One thing that won't be convenient for some hunters is the single-buck rule, which remains in place for the early muzzleloader season in the west.

The expansion to two weeks was a last-minute proposal brought forward by the agency's board in response to citizen requests. But the proposal didn't address the single-buck rule, and it was not legally possible to make the change once the proposal went out for public comment.

Contributing to the angst over the single-buck limit is that in most western counties, there is only one either-sex hunting day -- Monday, Nov. 10 -- during the early muzzleloader season.

The stipulation will force some hunters to quit after Nov. 10 as soon as they kill a buck. (Hunters could go back to bowhunting.)
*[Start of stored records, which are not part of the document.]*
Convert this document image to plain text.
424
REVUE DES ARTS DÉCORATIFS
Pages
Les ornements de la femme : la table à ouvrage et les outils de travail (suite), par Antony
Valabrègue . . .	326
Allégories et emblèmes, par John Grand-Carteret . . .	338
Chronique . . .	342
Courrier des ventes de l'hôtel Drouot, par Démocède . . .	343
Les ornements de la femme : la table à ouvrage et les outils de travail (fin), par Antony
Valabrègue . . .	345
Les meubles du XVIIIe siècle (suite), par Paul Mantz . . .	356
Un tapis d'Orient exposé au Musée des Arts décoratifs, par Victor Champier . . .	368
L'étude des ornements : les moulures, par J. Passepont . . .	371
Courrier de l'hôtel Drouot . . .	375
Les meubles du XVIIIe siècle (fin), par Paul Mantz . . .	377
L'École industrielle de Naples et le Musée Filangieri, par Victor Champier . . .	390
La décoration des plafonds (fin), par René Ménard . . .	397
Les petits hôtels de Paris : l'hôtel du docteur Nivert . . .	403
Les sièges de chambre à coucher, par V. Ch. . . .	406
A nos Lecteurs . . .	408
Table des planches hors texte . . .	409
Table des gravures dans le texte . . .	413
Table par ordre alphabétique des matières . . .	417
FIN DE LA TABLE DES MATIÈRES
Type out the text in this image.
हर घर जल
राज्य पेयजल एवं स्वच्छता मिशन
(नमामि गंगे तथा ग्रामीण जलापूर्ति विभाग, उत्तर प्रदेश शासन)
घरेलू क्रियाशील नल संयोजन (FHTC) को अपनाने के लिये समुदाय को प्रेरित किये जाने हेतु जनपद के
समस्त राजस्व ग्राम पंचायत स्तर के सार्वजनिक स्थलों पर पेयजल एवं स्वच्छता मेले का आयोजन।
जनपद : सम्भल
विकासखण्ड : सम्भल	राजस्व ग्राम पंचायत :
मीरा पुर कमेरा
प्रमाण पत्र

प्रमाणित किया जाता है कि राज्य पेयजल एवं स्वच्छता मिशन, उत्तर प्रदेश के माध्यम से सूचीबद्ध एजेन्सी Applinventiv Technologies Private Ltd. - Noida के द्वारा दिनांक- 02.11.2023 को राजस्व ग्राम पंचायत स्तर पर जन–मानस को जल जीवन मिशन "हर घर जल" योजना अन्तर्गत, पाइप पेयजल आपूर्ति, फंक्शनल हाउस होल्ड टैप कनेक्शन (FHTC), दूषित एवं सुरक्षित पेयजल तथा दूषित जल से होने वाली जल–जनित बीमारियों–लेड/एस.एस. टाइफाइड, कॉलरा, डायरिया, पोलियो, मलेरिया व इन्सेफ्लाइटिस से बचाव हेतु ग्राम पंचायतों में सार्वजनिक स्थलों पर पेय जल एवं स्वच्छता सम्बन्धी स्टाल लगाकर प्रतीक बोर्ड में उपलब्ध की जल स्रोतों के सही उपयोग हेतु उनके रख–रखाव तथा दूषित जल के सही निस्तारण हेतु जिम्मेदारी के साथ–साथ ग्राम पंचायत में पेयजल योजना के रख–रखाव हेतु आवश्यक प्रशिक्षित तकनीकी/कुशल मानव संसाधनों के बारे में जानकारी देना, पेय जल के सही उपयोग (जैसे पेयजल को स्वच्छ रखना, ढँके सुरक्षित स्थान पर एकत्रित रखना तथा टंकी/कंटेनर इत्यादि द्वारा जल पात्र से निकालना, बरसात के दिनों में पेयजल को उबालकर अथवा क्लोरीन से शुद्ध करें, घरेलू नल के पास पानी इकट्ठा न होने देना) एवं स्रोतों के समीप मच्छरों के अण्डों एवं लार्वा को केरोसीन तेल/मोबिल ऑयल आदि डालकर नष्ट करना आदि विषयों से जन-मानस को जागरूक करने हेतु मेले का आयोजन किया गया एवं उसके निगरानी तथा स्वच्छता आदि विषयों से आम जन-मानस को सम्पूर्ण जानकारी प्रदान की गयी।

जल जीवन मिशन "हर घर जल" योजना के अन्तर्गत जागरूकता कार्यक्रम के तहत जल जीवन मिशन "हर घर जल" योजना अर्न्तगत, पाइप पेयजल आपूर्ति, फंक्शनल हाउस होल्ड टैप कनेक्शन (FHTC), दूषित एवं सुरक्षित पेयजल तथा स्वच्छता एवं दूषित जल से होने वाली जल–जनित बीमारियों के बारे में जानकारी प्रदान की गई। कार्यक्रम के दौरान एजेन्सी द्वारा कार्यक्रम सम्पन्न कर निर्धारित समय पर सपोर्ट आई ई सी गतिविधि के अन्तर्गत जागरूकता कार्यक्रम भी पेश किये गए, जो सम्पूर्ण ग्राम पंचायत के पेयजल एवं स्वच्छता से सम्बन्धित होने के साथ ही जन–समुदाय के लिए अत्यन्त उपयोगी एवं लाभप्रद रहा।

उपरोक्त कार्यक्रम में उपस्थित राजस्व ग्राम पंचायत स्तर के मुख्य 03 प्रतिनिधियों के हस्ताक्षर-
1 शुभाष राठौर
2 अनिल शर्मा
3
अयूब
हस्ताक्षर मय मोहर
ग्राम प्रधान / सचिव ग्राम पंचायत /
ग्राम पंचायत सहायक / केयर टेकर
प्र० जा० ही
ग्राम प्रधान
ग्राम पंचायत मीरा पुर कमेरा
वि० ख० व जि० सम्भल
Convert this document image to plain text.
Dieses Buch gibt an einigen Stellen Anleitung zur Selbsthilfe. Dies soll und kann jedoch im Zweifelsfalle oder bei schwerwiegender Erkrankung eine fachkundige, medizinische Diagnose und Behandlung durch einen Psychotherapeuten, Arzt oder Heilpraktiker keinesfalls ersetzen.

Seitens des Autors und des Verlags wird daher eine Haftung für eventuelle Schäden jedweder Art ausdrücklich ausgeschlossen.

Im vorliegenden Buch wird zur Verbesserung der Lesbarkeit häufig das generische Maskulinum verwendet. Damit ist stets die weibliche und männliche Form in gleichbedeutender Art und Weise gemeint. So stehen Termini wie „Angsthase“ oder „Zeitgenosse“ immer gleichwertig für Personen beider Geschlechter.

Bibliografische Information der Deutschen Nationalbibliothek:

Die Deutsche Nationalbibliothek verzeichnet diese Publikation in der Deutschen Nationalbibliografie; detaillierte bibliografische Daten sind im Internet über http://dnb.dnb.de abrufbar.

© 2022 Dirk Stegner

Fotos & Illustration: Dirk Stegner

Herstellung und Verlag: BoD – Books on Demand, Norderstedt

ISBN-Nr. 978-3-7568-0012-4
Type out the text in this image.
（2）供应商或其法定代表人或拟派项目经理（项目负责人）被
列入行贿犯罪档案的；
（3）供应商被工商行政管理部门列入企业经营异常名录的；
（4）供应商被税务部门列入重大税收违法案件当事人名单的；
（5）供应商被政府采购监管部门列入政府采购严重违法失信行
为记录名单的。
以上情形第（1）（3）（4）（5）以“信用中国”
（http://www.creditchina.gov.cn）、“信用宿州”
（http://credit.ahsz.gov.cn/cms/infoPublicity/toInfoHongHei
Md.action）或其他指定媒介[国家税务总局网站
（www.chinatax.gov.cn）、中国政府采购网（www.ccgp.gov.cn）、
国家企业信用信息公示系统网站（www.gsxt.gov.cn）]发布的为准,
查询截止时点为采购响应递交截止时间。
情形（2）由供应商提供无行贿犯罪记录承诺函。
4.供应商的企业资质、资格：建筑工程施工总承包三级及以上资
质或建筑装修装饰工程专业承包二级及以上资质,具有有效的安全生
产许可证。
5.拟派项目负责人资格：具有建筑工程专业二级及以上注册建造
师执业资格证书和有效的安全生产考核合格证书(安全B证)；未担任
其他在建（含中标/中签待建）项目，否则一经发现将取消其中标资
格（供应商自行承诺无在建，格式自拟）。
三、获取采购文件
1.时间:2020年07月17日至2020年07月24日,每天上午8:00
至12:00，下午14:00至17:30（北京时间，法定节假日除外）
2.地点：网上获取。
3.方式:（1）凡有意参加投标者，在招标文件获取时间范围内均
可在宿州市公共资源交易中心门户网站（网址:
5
Knox said the agency plans to address the one-buck rule while reviewing regulations after the season.

Other changes

Hunters in a few deer-rich counties in the Roanoke region face an added incentive for killing antlerless deer this season.

A new earn-a-buck (EAB) rule in place in Bedford, Franklin, Patrick and Roanoke counties will require hunters to kill an antlerless deer in one of those counties before being allowed to kill a second buck in an EAB county, even if the first buck was killed in a non-EAB county.

A relatively low number of hunters kill more than one buck a year. Still, the rule has prompted many hunters to pledge to kill the first antlerless deer they can to "pre-qualify" for two bucks, just in case.

Interestingly, the number of either-sex "doe days" during general firearms season has actually been reduced west of the Blue Ridge and on public land in some eastern counties.

The changes are primarily designed to eliminate a county-by-county patchwork of days that was confusing to hunters and an enforcement challenge for conservation police officers.

Overall hunting prospects

With generally strong deer populations and long seasons, most hunters should be able to fill at least one tag pretty easily, especially in counties with liberal antlerless deer regulations.

Prospects of seeing good numbers of deer are better for hunters who have access to private land, which generally supports much higher concentrations of whitetails than public tracts. Public land will produce some trophies for hunters willing to work to get away from the crowds.

The mast crop will play a big role in the location of deer in the coming season. Acorn-laden white oaks are traditional hot spots in the early archery season, with productive red oaks become more important later in the fall.

The DGIF annually prepares mast reports, but the information is not yet fully tabulated. Early indications are that mast is spotty, with great crops in some areas and meager crops elsewhere.